There have now been totals of 517,806 confirmed cases and 14,753 deaths in the Bay State, according to the Massachusetts Department of Public Health. Another 301 deaths are considered probably linked to COVID-19.
Generally, Massachusetts' coronavirus metrics have been trending down in the past several weeks, according to the Department of Public Health's interactive coronavirus dashboard, with the average number of cases, hospitalizations and deaths peaking in the second week of January. The testing rate peaked Jan. 1. The figures reported daily are important for tracking trends with the virus' spread, though a single-day change may not reflect a larger trend, and may reflect incomplete data.
The percentage of coronavirus tests coming back positive, on average, held at 2.96%. Sunday was the first time that metric was below 3% since Nov. 9, according to the dashboard.
The number of patients hospitalized for COVID-19 has ticked down to 1,387. Of that number, 329 were listed as being in intensive care units and 188 were intubated, according to health officials.
The number of estimated active cases dropped to 58,439 on Monday, from 59,162 Sunday.
Also Monday, restrictions on capacity limits were eased for restaurants, gyms and other businesses in Massachusetts. The new capacity limit of 40% went into effect at 5 a.m., after sitting at 25% since Dec. 26.
The state remains in Phase 3, Step 1 of its reopening plan, which means other restrictions are still in place. Indoor performance venues and indoor recreational businesses are still barred and restaurants must continue with table limitations of parties of six for a maximum of 90 minutes.

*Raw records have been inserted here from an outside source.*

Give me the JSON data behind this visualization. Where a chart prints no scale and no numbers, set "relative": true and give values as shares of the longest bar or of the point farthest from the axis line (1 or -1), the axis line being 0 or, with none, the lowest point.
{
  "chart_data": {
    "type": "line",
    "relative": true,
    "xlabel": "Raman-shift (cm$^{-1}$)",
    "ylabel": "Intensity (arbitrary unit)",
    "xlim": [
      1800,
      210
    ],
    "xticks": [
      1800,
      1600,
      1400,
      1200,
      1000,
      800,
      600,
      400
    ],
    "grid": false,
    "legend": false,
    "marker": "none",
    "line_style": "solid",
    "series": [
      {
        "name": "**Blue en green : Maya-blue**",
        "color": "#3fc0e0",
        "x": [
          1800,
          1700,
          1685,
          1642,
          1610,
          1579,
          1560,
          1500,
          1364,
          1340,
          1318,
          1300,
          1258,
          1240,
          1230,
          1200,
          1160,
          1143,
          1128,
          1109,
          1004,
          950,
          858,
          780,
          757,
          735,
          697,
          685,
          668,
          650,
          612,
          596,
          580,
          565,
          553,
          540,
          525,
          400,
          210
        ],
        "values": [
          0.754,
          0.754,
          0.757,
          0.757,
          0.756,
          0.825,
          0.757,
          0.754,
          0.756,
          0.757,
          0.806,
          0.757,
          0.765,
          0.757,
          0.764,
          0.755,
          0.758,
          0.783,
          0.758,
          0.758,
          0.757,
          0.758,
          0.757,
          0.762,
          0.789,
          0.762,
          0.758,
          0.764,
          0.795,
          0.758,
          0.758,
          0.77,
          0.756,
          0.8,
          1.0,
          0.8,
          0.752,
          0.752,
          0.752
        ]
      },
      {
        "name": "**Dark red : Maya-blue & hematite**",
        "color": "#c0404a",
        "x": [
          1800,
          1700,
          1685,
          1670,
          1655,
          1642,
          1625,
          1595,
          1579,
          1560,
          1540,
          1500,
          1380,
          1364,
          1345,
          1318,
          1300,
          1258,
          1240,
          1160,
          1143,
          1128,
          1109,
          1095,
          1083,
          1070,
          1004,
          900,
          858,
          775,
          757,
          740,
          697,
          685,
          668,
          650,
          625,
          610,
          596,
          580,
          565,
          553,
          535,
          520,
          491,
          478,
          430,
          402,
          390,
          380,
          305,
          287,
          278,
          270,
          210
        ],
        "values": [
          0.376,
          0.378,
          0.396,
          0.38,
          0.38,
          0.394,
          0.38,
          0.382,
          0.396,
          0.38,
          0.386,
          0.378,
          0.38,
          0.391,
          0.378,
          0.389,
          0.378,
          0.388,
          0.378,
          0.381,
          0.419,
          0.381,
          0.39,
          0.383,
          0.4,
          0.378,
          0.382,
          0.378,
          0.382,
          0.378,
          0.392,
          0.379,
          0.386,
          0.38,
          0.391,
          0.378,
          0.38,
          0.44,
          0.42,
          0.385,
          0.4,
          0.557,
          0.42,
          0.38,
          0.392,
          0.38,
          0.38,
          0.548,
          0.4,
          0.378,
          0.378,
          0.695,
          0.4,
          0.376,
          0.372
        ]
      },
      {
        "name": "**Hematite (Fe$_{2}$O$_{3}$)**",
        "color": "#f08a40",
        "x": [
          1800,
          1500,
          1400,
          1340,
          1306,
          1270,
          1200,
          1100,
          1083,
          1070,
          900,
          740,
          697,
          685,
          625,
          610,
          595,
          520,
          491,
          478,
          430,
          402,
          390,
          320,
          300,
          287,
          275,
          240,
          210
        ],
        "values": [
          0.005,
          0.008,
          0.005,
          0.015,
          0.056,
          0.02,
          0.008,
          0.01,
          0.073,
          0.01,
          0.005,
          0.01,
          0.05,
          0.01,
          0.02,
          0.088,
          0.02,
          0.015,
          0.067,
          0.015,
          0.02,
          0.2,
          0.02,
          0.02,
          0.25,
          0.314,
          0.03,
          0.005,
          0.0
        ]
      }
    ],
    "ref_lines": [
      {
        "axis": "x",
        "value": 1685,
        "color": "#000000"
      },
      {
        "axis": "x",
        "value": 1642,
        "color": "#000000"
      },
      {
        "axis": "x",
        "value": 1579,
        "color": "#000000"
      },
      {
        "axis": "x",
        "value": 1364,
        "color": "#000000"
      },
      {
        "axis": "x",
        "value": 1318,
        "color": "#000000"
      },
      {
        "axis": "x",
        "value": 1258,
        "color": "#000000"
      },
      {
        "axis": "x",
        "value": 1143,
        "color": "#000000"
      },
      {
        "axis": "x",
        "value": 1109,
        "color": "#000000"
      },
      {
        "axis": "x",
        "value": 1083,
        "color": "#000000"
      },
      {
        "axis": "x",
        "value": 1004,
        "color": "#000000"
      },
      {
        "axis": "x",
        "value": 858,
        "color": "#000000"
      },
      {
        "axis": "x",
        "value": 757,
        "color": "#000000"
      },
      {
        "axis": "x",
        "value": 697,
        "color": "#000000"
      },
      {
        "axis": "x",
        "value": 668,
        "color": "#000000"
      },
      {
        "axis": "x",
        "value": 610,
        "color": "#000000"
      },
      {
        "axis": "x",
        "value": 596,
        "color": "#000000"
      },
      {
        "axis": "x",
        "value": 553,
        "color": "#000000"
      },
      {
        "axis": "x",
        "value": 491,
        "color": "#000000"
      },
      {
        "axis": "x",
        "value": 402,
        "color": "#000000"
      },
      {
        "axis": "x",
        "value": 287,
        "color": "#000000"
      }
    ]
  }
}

But another hurdle in the fight against the pandemic appears to be the variant first discovered in the United Kingdom.
A new report released Sunday said the more contagious B.1.1.7 variant is spreading quickly and could become dominant in the U.S. by late March. The study shows the U.S. is on a similar trajectory to other countries where the variant has already become prevalent.
So far, seven cases have been identified in Massachusetts and 17 in Connecticut. No cases have yet been identified in the other four New England states, according to latest data from the Centers for Disease Control and Prevention.